Soixante-sept années séparent le premier numéro du «Journal de Spirou» du 3500e paru ce mercredi. Bon an, mal an, les amis de Spirou sont restés fidèles au journal qui révéla nombre de talents et consacra d'authentiques génies du Neuvième art, dont Franquin, Peyo et Morris, pour ne citer qu'eux. Patrick Pinchart, actuel rédacteur en chef d'une publication qu'il dirigea une première fois de 1987 à 1993, dévoile quelques-uns des secrets de l'exceptionnelle longévité d'un journal qui a su se renouveler sans tourner le dos à son patrimoine.

Comment expliquer que «Spirou» fête aujourd'hui la parution de son 3500e numéro, alors que ses concurrents historiques, «Tintin» et «Pilote», ont disparu?
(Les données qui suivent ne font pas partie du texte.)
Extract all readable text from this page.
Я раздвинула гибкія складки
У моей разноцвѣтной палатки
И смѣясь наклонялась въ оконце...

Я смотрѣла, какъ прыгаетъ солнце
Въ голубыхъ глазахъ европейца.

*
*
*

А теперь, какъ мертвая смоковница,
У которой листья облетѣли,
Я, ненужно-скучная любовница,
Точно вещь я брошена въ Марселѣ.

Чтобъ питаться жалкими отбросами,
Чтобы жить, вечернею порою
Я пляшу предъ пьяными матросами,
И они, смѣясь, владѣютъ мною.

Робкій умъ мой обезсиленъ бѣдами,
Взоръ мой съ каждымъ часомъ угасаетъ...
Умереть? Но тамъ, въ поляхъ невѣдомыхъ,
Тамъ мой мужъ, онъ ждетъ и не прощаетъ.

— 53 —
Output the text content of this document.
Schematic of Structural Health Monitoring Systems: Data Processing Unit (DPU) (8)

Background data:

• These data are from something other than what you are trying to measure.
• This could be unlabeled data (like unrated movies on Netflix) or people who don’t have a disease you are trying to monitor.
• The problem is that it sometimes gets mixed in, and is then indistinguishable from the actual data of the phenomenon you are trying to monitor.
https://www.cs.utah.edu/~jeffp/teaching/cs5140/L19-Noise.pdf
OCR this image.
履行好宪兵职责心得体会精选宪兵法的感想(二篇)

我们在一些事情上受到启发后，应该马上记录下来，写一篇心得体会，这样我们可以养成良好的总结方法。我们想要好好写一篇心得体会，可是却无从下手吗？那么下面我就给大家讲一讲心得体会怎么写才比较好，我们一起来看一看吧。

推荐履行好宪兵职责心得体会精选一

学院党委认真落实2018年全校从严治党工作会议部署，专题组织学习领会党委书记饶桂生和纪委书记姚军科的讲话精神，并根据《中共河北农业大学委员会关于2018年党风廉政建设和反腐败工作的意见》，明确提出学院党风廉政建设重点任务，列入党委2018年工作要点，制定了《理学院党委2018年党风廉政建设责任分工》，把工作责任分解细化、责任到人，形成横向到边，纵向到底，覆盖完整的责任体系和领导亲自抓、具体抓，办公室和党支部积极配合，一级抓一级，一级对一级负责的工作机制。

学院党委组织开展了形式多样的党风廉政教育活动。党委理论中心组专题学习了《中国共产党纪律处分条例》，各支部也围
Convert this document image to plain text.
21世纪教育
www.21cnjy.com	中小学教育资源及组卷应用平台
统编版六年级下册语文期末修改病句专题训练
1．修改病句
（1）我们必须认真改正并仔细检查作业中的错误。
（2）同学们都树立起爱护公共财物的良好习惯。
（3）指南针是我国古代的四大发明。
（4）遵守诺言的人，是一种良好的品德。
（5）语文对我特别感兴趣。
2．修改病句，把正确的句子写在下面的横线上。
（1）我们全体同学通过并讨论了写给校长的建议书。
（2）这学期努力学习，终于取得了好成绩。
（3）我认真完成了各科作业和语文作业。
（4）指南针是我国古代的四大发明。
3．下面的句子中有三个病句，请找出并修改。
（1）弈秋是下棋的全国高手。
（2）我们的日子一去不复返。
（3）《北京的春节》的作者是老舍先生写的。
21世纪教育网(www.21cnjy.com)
La grande force de «Spirou» est d'être resté un journal familial. Les enfants nous lisent puis, une fois adultes, font découvrir «Spirou» à leurs enfants et le lectorat se renouvelle. Tous les auteurs qui sont passés par le journal ont eu le génie de faire des bandes dessinées qui pouvaient être lues aussi bien par les enfants que par leurs parents. De plus, «Spirou» n'a jamais cessé d'évoluer tout au long de son histoire et est resté à l'écoute de son temps. Dans les années 50, on trouvait dans «Spirou» des articles sur l'aéromodélisme. Aujourd'hui, ils traitent d'Internet ou de jeux vidéo.

Mais «Spirou» a lui aussi connu des périodes moins fastes...

Après les années 60, où le journal, qui tirait à 400000 exemplaires, a connu son âge d'or, les journaux de BD ont voulu suivre la tendance et s'orienter vers un lectorat plus adulte dans les années 70-80. «Spirou» est retombé sur ses pattes juste à temps, puis a cherché à rajeunir son lectorat et à le féminiser.

Quelle est la diffusion actuelle de «Spirou» ?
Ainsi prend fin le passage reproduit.